Schleswig-Holsteinisches Oberlandesgericht Im Namen des Volkes Urteil

5 U 206/00

Verkündet am: 10. Januar 2002

In dem Rechtsstreit

hat der 5. Zivilsenat des Schleswig-Holsteinischen Oberlandesgerichts in Schleswig auf die mündliche Verhandlung vom 13. Dezember 2001 durch den Vorsitzenden Richter am Oberlandesgericht, den Richter am Oberlandesgericht und den Richter am Oberlandesgericht für Recht erkannt:

Tenor:

Die Berufung der Beklagten gegen das Urteil des Einzelrichters der 4. Zivilkammer des Landgerichts Flensburg vom 17. November 2000 wird mit der Maßgabe zurückgewiesen, daß infolge zwischenzeitlicher Teilklagrücknahme die Beklagte nicht mehr verpflichtet ist, an den Kläger zu 2. die Lebensversicherung bei der A Lebensversicherung AG in Hamburg, Vertrag-Nr. vom 30. März 1984 in Höhe von 5.000,-- DM zurückzuübertragen und diese Freigabe der Albingia Vers. AG in Hamburg anzuzeigen.

Die Beklagte hat die Kosten des Berufungsverfahrens zu tragen.

Das Urteil ist ohne Sicherheitsleistung vorläufig vollstreckbar.

Der Wert der Beschwer beträgt für die Beklagte 26.144,50 Euro (51.134,19 DM).

Entscheidungsgründe:

Von der Wiedergabe des Tatbestandes wird gemäß § 543 Abs. 1 ZPO abgesehen.

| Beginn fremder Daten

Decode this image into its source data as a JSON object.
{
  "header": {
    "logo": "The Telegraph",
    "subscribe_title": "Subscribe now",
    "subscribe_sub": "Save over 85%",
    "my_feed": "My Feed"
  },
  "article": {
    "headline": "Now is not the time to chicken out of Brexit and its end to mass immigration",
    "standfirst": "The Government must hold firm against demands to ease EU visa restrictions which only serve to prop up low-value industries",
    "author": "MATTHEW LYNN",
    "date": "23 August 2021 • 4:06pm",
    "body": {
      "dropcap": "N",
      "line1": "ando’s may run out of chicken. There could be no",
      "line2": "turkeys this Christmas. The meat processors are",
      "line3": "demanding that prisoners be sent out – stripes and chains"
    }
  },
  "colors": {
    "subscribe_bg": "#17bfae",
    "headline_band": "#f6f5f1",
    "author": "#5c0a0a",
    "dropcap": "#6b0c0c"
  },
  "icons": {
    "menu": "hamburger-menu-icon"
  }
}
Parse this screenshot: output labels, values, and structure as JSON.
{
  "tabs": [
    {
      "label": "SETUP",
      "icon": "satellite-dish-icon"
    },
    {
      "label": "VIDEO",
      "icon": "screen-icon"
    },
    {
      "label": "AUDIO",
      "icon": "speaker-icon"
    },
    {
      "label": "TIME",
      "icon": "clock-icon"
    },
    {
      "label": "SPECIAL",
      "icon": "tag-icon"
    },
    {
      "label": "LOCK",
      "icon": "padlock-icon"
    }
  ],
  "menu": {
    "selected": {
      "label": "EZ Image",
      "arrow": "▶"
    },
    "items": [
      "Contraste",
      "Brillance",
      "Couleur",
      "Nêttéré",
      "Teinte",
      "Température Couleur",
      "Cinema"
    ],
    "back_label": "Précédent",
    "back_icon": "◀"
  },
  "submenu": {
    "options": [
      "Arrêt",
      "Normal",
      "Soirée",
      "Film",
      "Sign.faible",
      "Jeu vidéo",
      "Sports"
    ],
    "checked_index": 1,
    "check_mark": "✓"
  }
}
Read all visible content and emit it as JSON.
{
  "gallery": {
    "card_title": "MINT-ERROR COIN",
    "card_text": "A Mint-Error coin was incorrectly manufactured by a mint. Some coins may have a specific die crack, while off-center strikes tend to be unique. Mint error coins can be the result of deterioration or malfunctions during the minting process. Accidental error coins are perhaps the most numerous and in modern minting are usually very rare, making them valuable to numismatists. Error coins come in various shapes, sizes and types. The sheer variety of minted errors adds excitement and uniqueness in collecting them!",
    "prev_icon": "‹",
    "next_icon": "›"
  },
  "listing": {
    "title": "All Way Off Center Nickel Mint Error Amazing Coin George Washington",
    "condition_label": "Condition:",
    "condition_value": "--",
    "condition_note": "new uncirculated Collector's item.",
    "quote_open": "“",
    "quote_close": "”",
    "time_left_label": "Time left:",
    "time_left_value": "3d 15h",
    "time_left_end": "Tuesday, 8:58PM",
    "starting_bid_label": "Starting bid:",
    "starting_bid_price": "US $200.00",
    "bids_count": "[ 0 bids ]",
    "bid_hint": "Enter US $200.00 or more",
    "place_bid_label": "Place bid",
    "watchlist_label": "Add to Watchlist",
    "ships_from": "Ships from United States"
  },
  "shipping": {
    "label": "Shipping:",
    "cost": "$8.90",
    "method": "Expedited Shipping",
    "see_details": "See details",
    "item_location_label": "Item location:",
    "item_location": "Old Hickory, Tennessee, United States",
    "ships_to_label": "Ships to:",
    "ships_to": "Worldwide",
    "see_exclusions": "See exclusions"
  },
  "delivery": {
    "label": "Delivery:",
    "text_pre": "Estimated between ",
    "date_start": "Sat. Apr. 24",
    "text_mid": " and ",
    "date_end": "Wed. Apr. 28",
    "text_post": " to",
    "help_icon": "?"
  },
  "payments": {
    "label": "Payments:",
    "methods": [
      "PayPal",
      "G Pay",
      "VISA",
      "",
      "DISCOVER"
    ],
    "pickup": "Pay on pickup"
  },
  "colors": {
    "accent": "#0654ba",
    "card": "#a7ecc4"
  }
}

Die zulässige Berufung der Beklagten hat in der Sache keinen Erfolg.

Zu Recht begehren die Kläger von der Beklagten die Rückgabe der Bürgschaftsurkunde Nr. 17.000 vom 23. August 1991/Herbst 1993 über 250.000,-- DM für Verbindlichkeiten der Eheleute F N und H W sowie die Rückübertragung der von der Klägerin zu 1. an die Beklagte zu Sicherungszwecken abgetretenen Forderungen aus der Lebensversicherung zu Vertrag Nr. vom 01. April 1986 in Höhe von 34.944,-- DM bei der A Lebensvers. AG in Hamburg und aus der von dem Kläger zu 2. an die Beklagte zu Sicherungszwecken abgetretenen Lebensversicherung zu Vertrag Nr. vom 03. November 1986 in Höhe von 120.000,-- DM bei der A Lebensvers. AG in. Eine Bürgenhaftung ist zwar zustandegekommen, aber später erloschen. Dann aber hat die Beklagte sowohl die Bürgschaftsurkunde als auch gemäß Ziff. 5 der erwähnten Sicherungsabrede die zur weiteren Sicherung begebenen Lebensversicherungsforderungen an die Kläger zurückzuübertragen.

Der Entstehung einer wirksamen Bürgschaftsforderung steht nicht entgegen, daß formularmäßig " alle bestehenden und künftigen - auch bedingten Ansprüche ... aus der Geschäftsverbindung" besichert werden sollten. Eine derart weite Zweckabrede kann zwar überraschend, unangemessen und deshalb unwirksam sein (§§ 3, 9 AGBG; vgl. BGHZ 126, 174 ff; 139, 19, 24 ff). Die Parteien hatten jedoch individualvertraglich - und deshalb mit Vorrang, § 4 AGBG - eine Sicherung der "z.Zt. bestehenden Kredite für das Engagement "U" (vgl. Schreiben der Beklagten vom 22. Juli 1991, Bl. 11 d.A.) vereinbart.

War damit eine Bürgenhaftung der Kläger wirksam zustandegekommen, so ist diese jedoch aufgrund von Zeitablauf erloschen, ohne daß die Beklagte diesen in hinreichender Weise durch rechtswahrende Maßnahmen unterbrochen hätte. Gemäß Ziff. 12 der erwähnten Bürgschaftsurkunde hatten die Parteien nämlich vertraglich vereinbart:

"Der Bürgschaftsbetrag vermindert sich jährlich zum 31. Dezember um jeweils DM 50.000,--, erstmals am 31. Dezember 1992. Sie erlischt vollständig mit Ablauf des 31. Dezember 1996, soweit keine Inanspruchnahme bis dahin erfolgt ist."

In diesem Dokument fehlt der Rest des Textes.